🤖 AI Summary
This study investigates whether large language models adopt human-like sentence comprehension strategies—particularly the trade-off between memory and processing—under cognitive resource constraints. To this end, we introduce a dual-task paradigm that integrates arithmetic computation with sentence acceptability judgment, enabling direct manipulation of the model’s allocated cognitive resources for the first time. Experiments on GPT-4o, o3-mini, and o4-mini reveal that under dual-task conditions, the accuracy gap between judging plausible versus implausible sentences significantly widens, indicating a heightened reliance on semantic plausibility akin to human inference. These findings demonstrate how resource limitations drive language models toward commonsense-based reasoning strategies, offering novel insights into their underlying cognitive mechanisms.
📝 Abstract
Language models (LMs) behave more like humans when their cognitive resources are restricted, particularly in predicting sentence processing costs such as reading times. However, it remains unclear whether such constraints similarly affect sentence comprehension strategies. Besides, existing methods do not directly target the balance between memory storage and sentence processing, which is central to human working memory. To address this issue, we propose a dual-task paradigm that combines an arithmetic computation task with a sentence comprehension task, such as "The 2 cocktail + blended 3 =..." Our experiments show that under dual-task conditions, GPT-4o, o3-mini, and o4-mini shift toward plausibility-based comprehension, mirroring humans' rational inference.
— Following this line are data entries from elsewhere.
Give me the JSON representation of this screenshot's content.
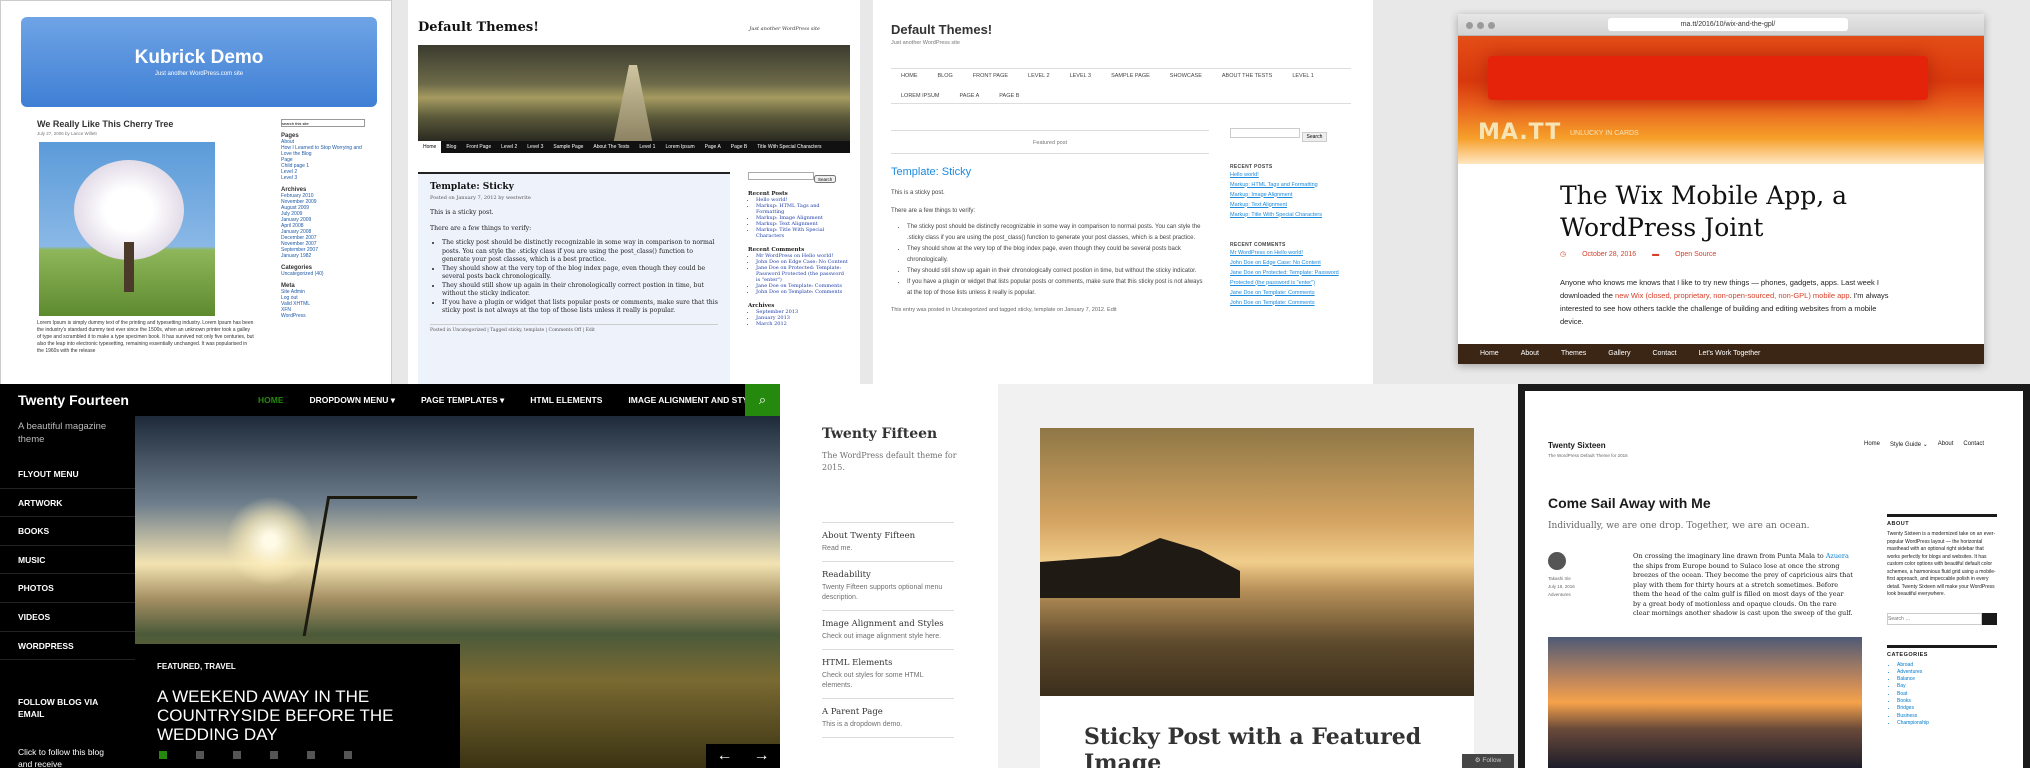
{
  "kubrick": {
    "title": "Kubrick Demo",
    "tagline": "Just another WordPress.com site",
    "post_title": "We Really Like This Cherry Tree",
    "post_meta": "July 27, 2006 by Lance Willett",
    "body": "Lorem Ipsum is simply dummy text of the printing and typesetting industry. Lorem Ipsum has been the industry's standard dummy text ever since the 1500s, when an unknown printer took a galley of type and scrambled it to make a type specimen book. It has survived not only five centuries, but also the leap into electronic typesetting, remaining essentially unchanged. It was popularised in the 1960s with the release",
    "search_value": "search this site",
    "pages_heading": "Pages",
    "pages": [
      "About",
      "How I Learned to Stop Worrying and Love the Blog",
      "Page",
      "Child page 1",
      "Level 2",
      "Level 3"
    ],
    "archives_heading": "Archives",
    "archives": [
      "February 2010",
      "November 2009",
      "August 2009",
      "July 2009",
      "January 2009",
      "April 2008",
      "January 2008",
      "December 2007",
      "November 2007",
      "September 2007",
      "January 1982"
    ],
    "categories_heading": "Categories",
    "categories": [
      "Uncategorized (40)"
    ],
    "meta_heading": "Meta",
    "meta": [
      "Site Admin",
      "Log out",
      "Valid XHTML",
      "XFN",
      "WordPress"
    ]
  },
  "default_serif": {
    "title": "Default Themes!",
    "tagline": "Just another WordPress site",
    "nav": [
      "Home",
      "Blog",
      "Front Page",
      "Level 2",
      "Level 3",
      "Sample Page",
      "About The Tests",
      "Level 1",
      "Lorem Ipsum",
      "Page A",
      "Page B",
      "Title With Special Characters"
    ],
    "post_title": "Template: Sticky",
    "post_meta": "Posted on January 7, 2012 by westwrite",
    "p1": "This is a sticky post.",
    "p2": "There are a few things to verify:",
    "bullets": [
      "The sticky post should be distinctly recognizable in some way in comparison to normal posts. You can style the .sticky class if you are using the post_class() function to generate your post classes, which is a best practice.",
      "They should show at the very top of the blog index page, even though they could be several posts back chronologically.",
      "They should still show up again in their chronologically correct postion in time, but without the sticky indicator.",
      "If you have a plugin or widget that lists popular posts or comments, make sure that this sticky post is not always at the top of those lists unless it really is popular."
    ],
    "foot": "Posted in Uncategorized | Tagged sticky, template | Comments Off | Edit",
    "search_button": "Search",
    "recent_posts_heading": "Recent Posts",
    "recent_posts": [
      "Hello world!",
      "Markup: HTML Tags and Formatting",
      "Markup: Image Alignment",
      "Markup: Text Alignment",
      "Markup: Title With Special Characters"
    ],
    "recent_comments_heading": "Recent Comments",
    "recent_comments": [
      "Mr WordPress on Hello world!",
      "John Doe on Edge Case: No Content",
      "Jane Doe on Protected: Template: Password Protected (the password is \"enter\")",
      "Jane Doe on Template: Comments",
      "John Doe on Template: Comments"
    ],
    "archives_heading": "Archives",
    "archives": [
      "September 2013",
      "January 2013",
      "March 2012"
    ]
  },
  "twenty_eleven": {
    "title": "Default Themes!",
    "tagline": "Just another WordPress site",
    "menu": [
      "HOME",
      "BLOG",
      "FRONT PAGE",
      "LEVEL 2",
      "LEVEL 3",
      "SAMPLE PAGE",
      "SHOWCASE",
      "ABOUT THE TESTS",
      "LEVEL 1",
      "LOREM IPSUM",
      "PAGE A",
      "PAGE B"
    ],
    "featured": "Featured post",
    "post_title": "Template: Sticky",
    "p1": "This is a sticky post.",
    "p2": "There are a few things to verify:",
    "bullets": [
      "The sticky post should be distinctly recognizable in some way in comparison to normal posts. You can style the .sticky class if you are using the post_class() function to generate your post classes, which is a best practice.",
      "They should show at the very top of the blog index page, even though they could be several posts back chronologically.",
      "They should still show up again in their chronologically correct postion in time, but without the sticky indicator.",
      "If you have a plugin or widget that lists popular posts or comments, make sure that this sticky post is not always at the top of those lists unless it really is popular."
    ],
    "foot": "This entry was posted in Uncategorized and tagged sticky, template on January 7, 2012. Edit",
    "search_button": "Search",
    "recent_posts_heading": "RECENT POSTS",
    "recent_posts": [
      "Hello world!",
      "Markup: HTML Tags and Formatting",
      "Markup: Image Alignment",
      "Markup: Text Alignment",
      "Markup: Title With Special Characters"
    ],
    "recent_comments_heading": "RECENT COMMENTS",
    "recent_comments": [
      "Mr WordPress on Hello world!",
      "John Doe on Edge Case: No Content",
      "Jane Doe on Protected: Template: Password Protected (the password is \"enter\")",
      "Jane Doe on Template: Comments",
      "John Doe on Template: Comments"
    ]
  },
  "matt": {
    "url": "ma.tt/2016/10/wix-and-the-gpl/",
    "logo": "MA.TT",
    "logo_tag": "UNLUCKY IN CARDS",
    "post_title": "The Wix Mobile App, a WordPress Joint",
    "date": "October 28, 2016",
    "category": "Open Source",
    "text_a": "Anyone who knows me knows that I like to try new things — phones, gadgets, apps. Last week I downloaded the ",
    "link": "new Wix (closed, proprietary, non-open-sourced, non-GPL) mobile app",
    "text_b": ". I'm always interested to see how others tackle the challenge of building and editing websites from a mobile device.",
    "footer_nav": [
      "Home",
      "About",
      "Themes",
      "Gallery",
      "Contact",
      "Let's Work Together"
    ]
  },
  "twenty_fourteen": {
    "site_title": "Twenty Fourteen",
    "description": "A beautiful magazine theme",
    "menu": [
      "HOME",
      "DROPDOWN MENU ▾",
      "PAGE TEMPLATES ▾",
      "HTML ELEMENTS",
      "IMAGE ALIGNMENT AND STYLES"
    ],
    "secondary_menu": [
      "FLYOUT MENU",
      "ARTWORK",
      "BOOKS",
      "MUSIC",
      "PHOTOS",
      "VIDEOS",
      "WORDPRESS"
    ],
    "follow_heading": "FOLLOW BLOG VIA EMAIL",
    "follow_text": "Click to follow this blog and receive",
    "featured_cat": "FEATURED, TRAVEL",
    "featured_title": "A WEEKEND AWAY IN THE COUNTRYSIDE BEFORE THE WEDDING DAY",
    "accent": "#24890d"
  },
  "twenty_fifteen": {
    "site_title": "Twenty Fifteen",
    "description": "The WordPress default theme for 2015.",
    "nav": [
      {
        "title": "About Twenty Fifteen",
        "sub": "Read me."
      },
      {
        "title": "Readability",
        "sub": "Twenty Fifteen supports optional menu description."
      },
      {
        "title": "Image Alignment and Styles",
        "sub": "Check out image alignment style here."
      },
      {
        "title": "HTML Elements",
        "sub": "Check out styles for some HTML elements."
      },
      {
        "title": "A Parent Page",
        "sub": "This is a dropdown demo."
      }
    ],
    "post_title": "Sticky Post with a Featured Image",
    "follow": "Follow"
  },
  "twenty_sixteen": {
    "site_title": "Twenty Sixteen",
    "description": "The WordPress Default Theme for 2016",
    "menu": [
      "Home",
      "Style Guide ⌄",
      "About",
      "Contact"
    ],
    "post_title": "Come Sail Away with Me",
    "excerpt": "Individually, we are one drop. Together, we are an ocean.",
    "author": "Takashi Irie",
    "date": "July 19, 2016",
    "category": "Adventures",
    "text_a": "On crossing the imaginary line drawn from Punta Mala to ",
    "link": "Azuera",
    "text_b": " the ships from Europe bound to Sulaco lose at once the strong breezes of the ocean. They become the prey of capricious airs that play with them for thirty hours at a stretch sometimes. Before them the head of the calm gulf is filled on most days of the year by a great body of motionless and opaque clouds. On the rare clear mornings another shadow is cast upon the sweep of the gulf.",
    "about_heading": "ABOUT",
    "about_text": "Twenty Sixteen is a modernized take on an ever-popular WordPress layout — the horizontal masthead with an optional right sidebar that works perfectly for blogs and websites. It has custom color options with beautiful default color schemes, a harmonious fluid grid using a mobile-first approach, and impeccable polish in every detail. Twenty Sixteen will make your WordPress look beautiful everywhere.",
    "search_placeholder": "Search …",
    "categories_heading": "CATEGORIES",
    "categories": [
      "Abroad",
      "Adventures",
      "Balance",
      "Bay",
      "Boat",
      "Books",
      "Bridges",
      "Business",
      "Championship"
    ]
  }
}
Specifically, these models show a greater accuracy gap between plausible sentences (e.g., "The cocktail was blended by the bartender") and implausible sentences (e.g., "The bartender was blended by the cocktail") in the dual-task condition compared to the single-task conditions. These findings suggest that constraints on the balance between memory and processing resources promote rational inference in LMs. More broadly, they support the view that human-like sentence comprehension fundamentally arises from the allocation of limited cognitive resources.